Birds of Nebraska: Newspaper Accounts, 1854-1923

February 17, 1918. Omaha Sunday World-Herald 53(20): 19-N. Forest, Field and Stream.

The Bluebird on the Loup

Wednesday, Fullerton, Neb., Feb. 6.-To Sandy Griswold, Sporting Editor of the World-Herald: Of course everybody in Nebraska is familiar with your interest in our birds, and in this brief letter I wish to tell you that the bluebird, (Silvia sialis), of which you told us in such a charming way in last Sunday's World-Herald, and which bird almost entirely disappeared from this region after the cold winter of 1903, has returned in something like its old time normal abundance, but not quite up to the notch. This happy condition, however, was not reached until after the passage of several reasons. During the summers of 1904-05 I did not see a single bluebird, although I was on the almost constant lookout for them, but in 1906 I saw them scatteringly, and every season since, in fairly plentiful numbers. But as I said, for several seasons after the severe cold weather during the winter and spring of 1903, not a single specimen of these birds was seen in this locality, a locality where they had always been in great numbers. They began to come back, for the first time after that, in the spring of 1906.
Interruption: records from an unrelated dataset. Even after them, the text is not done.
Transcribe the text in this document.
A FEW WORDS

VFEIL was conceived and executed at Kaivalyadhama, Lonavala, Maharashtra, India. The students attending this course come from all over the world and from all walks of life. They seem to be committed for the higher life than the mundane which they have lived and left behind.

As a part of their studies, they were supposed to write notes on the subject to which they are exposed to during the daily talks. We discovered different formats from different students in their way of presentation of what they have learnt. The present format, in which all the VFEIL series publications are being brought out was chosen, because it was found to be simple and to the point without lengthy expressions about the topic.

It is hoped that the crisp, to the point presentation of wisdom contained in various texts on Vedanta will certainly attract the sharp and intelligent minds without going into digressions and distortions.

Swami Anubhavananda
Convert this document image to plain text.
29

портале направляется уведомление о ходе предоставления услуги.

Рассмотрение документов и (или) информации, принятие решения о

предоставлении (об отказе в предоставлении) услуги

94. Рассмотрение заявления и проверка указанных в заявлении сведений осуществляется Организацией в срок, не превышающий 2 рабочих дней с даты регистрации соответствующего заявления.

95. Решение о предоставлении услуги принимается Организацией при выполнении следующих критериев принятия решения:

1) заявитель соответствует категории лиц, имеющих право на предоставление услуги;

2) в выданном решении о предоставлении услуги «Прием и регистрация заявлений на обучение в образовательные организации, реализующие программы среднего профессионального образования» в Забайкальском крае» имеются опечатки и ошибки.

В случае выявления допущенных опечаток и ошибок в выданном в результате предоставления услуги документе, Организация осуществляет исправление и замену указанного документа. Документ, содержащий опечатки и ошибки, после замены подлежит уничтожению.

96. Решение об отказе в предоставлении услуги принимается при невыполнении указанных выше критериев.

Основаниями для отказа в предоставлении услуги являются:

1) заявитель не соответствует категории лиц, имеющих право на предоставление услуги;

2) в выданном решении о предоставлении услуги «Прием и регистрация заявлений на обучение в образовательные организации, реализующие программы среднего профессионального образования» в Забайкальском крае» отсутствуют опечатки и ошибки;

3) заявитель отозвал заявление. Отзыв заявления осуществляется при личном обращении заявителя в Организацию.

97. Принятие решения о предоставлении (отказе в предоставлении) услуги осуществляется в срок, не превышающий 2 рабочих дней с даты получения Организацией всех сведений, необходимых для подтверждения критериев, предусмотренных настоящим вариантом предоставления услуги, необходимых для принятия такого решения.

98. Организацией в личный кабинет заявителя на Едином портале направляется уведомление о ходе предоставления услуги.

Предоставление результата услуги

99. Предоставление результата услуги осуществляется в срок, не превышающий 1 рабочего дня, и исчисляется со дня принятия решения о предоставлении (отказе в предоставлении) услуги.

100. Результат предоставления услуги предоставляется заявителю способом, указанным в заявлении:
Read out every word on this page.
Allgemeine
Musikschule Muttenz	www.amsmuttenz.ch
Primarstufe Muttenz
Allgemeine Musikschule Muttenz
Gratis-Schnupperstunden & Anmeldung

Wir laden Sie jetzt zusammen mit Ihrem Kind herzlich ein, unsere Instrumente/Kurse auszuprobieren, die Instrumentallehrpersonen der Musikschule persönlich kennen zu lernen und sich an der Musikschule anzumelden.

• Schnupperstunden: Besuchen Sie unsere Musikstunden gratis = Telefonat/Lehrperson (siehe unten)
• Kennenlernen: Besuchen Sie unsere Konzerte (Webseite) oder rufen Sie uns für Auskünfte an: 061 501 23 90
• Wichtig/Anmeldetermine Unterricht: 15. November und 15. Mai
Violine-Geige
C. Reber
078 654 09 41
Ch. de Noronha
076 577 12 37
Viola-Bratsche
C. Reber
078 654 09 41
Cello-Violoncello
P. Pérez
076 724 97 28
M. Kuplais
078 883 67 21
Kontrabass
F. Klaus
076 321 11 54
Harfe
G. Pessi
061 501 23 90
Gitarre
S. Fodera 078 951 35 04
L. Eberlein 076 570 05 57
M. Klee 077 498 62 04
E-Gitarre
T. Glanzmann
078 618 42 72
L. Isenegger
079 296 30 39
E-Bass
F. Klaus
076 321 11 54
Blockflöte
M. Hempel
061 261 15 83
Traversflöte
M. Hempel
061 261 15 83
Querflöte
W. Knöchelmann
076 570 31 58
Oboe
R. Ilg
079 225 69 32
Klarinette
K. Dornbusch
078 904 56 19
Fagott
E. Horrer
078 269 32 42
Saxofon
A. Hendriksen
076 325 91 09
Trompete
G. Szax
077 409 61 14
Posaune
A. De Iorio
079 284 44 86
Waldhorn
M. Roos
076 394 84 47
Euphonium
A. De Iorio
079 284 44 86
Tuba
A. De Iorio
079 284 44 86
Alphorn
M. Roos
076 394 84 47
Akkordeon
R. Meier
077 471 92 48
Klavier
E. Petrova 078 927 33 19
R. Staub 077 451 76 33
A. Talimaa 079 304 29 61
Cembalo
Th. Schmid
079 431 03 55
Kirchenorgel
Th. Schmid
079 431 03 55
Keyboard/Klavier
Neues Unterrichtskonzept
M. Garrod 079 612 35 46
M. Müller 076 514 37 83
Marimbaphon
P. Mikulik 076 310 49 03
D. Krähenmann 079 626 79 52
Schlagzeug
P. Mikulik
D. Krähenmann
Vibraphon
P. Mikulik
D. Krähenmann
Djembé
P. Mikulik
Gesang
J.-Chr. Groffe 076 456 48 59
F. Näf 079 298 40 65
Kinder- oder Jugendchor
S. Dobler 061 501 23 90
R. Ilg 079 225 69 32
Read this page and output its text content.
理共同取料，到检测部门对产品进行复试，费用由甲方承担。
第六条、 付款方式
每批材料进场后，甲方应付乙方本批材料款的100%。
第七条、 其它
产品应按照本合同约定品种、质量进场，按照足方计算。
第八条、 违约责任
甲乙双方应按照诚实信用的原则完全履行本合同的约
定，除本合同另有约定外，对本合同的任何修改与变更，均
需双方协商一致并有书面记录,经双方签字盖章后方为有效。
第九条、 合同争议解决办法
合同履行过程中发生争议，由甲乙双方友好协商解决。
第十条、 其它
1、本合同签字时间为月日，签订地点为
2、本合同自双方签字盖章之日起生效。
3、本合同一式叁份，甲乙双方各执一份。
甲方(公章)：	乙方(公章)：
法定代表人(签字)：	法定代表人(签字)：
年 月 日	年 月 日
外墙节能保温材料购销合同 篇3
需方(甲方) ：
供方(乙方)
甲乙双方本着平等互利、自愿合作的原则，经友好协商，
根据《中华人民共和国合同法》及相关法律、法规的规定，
It is now regarded as almost certain that these little birds-down to the 30th parallel-were destroyed by that cold snap, and as a result some very interesting questions were discussed by those supposed to be versed in natural science. The bluebird was indigenous and resident in every southern state summer and winter, and only a summer resident in Nebraska, although not infrequently many of them remained with us during the greater part of the winters. The first pleasant spell of weather in March never failed to bring him as far north as this state, and he was regarded as the courier avant who came to tell us of the countless hosts of pretty birds that would soon come to people the fields and woods along the gurgling Loup.

But it will be a long time, if ever, before he becomes as common as he once was. During the same cold snap immense numbers of robins, thrushes and other birds were found dead along the highways and in the woods and fields-all over the south-but no species suffered to the extent of the bluebirds.-H. E. L.